Die Elternbeiräte hatten in ihrer Stellungnahme noch einige Vorschläge gemacht, wie die Situation vielleicht verbessert werden könnte. Reichenaus Rechnungsamtsleiterin Bettin Meier nahm dazu Stellung, wobei sie meinte, einiges davon praktiziere die Gemeinde schon seit längerer Zeit. So gebe es bereits flexible Anstellungsverträge und Hilfskräfte, um Ausfälle möglichst zu kompensieren. Zur Kritik, dass manche Schäden in den Einrichtungen nicht zeitnah repariert worden seien, erklärte sie, es gebe da einen Rückstau, weil das Ortsbauamt längere Zeit unterbesetzt gewesen sei.
Einrichtungen sollen sich abstimmen
Zudem hatten die Beiräte gewünscht, dass die Einrichtungen wenigstens Schließtage untereinander abstimmen sollten.

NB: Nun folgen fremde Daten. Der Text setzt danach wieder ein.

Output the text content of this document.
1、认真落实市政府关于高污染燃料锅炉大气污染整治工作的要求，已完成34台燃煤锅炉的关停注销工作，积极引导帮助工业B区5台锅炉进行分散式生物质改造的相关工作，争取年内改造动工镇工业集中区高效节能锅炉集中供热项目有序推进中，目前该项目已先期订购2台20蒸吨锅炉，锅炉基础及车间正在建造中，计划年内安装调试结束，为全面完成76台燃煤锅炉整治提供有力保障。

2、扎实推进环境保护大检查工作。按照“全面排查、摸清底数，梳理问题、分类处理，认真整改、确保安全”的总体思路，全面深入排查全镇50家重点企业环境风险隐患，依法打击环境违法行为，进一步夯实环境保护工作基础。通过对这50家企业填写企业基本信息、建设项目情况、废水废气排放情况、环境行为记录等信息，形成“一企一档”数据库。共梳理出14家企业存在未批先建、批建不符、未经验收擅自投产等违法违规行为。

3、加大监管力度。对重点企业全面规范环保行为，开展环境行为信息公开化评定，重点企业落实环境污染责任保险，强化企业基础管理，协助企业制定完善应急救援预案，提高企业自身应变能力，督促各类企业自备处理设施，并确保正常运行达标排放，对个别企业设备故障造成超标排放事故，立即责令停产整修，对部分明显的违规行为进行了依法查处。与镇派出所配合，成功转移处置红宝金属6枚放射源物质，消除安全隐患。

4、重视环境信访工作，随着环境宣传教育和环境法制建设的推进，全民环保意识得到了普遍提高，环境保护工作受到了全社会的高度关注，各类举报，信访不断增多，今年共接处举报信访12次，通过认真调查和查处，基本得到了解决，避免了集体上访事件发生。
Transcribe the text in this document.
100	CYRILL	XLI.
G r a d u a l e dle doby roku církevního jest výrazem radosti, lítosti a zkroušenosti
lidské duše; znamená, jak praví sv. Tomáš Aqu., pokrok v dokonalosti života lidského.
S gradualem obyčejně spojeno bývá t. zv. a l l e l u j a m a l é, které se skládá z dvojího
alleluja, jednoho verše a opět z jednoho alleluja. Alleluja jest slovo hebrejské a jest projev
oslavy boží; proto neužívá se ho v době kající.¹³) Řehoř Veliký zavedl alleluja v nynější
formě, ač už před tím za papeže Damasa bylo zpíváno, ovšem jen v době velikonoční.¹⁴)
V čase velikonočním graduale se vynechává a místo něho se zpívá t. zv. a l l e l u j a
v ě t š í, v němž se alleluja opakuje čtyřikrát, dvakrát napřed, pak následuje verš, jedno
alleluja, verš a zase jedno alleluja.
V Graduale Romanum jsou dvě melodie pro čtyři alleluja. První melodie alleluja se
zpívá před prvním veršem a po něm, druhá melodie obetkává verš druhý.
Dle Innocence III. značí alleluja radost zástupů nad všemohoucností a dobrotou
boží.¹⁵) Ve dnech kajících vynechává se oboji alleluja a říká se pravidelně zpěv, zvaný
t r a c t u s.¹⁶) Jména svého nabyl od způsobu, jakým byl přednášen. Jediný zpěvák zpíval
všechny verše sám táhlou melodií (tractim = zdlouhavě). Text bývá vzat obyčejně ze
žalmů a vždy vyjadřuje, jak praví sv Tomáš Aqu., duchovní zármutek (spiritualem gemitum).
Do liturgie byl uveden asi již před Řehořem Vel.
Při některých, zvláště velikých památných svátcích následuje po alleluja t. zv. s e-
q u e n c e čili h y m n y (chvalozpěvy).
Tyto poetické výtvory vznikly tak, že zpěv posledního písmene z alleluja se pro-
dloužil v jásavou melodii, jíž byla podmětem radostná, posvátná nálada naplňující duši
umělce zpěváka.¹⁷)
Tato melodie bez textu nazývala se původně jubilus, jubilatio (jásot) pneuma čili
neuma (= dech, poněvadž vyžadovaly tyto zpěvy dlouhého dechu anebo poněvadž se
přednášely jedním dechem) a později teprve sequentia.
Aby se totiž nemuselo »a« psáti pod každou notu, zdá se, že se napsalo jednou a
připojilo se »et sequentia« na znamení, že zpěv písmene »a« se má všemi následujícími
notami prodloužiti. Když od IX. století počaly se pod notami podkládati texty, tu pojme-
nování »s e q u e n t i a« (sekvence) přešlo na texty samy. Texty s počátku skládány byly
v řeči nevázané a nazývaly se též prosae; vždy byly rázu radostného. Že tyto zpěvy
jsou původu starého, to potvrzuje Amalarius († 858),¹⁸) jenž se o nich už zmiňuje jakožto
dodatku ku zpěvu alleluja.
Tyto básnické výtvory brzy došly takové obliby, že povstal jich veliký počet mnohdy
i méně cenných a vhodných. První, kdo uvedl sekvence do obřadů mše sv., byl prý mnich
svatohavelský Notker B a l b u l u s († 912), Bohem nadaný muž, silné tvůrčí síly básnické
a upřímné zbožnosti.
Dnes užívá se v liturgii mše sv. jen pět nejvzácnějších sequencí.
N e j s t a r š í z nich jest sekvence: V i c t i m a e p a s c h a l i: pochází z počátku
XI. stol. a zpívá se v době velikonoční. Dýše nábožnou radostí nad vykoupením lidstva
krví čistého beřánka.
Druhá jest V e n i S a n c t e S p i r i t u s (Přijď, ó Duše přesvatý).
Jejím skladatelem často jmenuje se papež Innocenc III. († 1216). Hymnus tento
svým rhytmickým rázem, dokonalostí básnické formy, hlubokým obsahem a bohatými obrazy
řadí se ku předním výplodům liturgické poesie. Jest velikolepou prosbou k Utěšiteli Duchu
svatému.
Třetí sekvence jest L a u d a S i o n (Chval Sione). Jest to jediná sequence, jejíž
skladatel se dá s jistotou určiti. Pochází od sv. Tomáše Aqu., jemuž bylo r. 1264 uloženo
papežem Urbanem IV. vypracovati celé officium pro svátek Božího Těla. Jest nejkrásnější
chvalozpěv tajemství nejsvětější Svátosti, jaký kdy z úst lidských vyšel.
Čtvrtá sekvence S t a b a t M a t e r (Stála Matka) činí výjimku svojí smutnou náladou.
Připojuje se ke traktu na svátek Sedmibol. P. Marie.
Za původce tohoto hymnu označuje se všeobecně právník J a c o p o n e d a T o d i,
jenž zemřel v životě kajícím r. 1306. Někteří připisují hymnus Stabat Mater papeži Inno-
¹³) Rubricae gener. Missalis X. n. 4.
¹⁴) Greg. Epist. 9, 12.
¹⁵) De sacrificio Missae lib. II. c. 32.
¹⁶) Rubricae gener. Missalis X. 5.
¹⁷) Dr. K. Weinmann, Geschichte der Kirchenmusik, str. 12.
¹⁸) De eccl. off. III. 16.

Sonst hätten Eltern, die ein Kind in einer Kita und ein weiteres in einer Krippe haben, noch mehr Probleme. Darüber werde die Verwaltung mit den Leitungen reden, versprach Meier. Sie verwies aber auch darauf, dass bei verkürzten Öffnungszeiten die betroffenen Eltern auch entsprechend weniger Gebühren zahlen müssten.
Trotz der Probleme, ausreichend Personal zu finden, will die Gemeinde freiwillig den Leitungen mehr Zeit für organisatorische und konzeptionelle Tätigkeiten ermöglichen. Diese Freistellung gehe dann über den Zeitsockel hinaus, der über das Gute-Kita-Gesetz finanziert werde, so der Bürgermeister. Im Gegenzug brauche es natürlich mehr Fachpersonal. Pro Einrichtung sind das knapp 0,2 Stellen.
Zudem sollen Auszubildende und Praktikanten künftig weniger auf den Stellenschlüssel angerechnet werden. „Damit schaffen wir Personalkapazitäten.“ Sofern die zusätzlichen Stellen besetzt werden können. Die Gemeinderäte Sophie Zeller, Sandra Graßl-Caluk und Berndt Wagner werteten das als Schritt in die richtige Richtung, plädierten sogar eher für noch mehr Freistellung der Leitungen – so wie auch die Elternbeiräte, die diesen ersten Schritt ebenfalls begrüßten.
Dadurch könne die Attraktivität der Einrichtungen erhöht werden, was künftig vielleicht ein Wettbewerbsvorteil bei der Suche nach Fachkräften sei.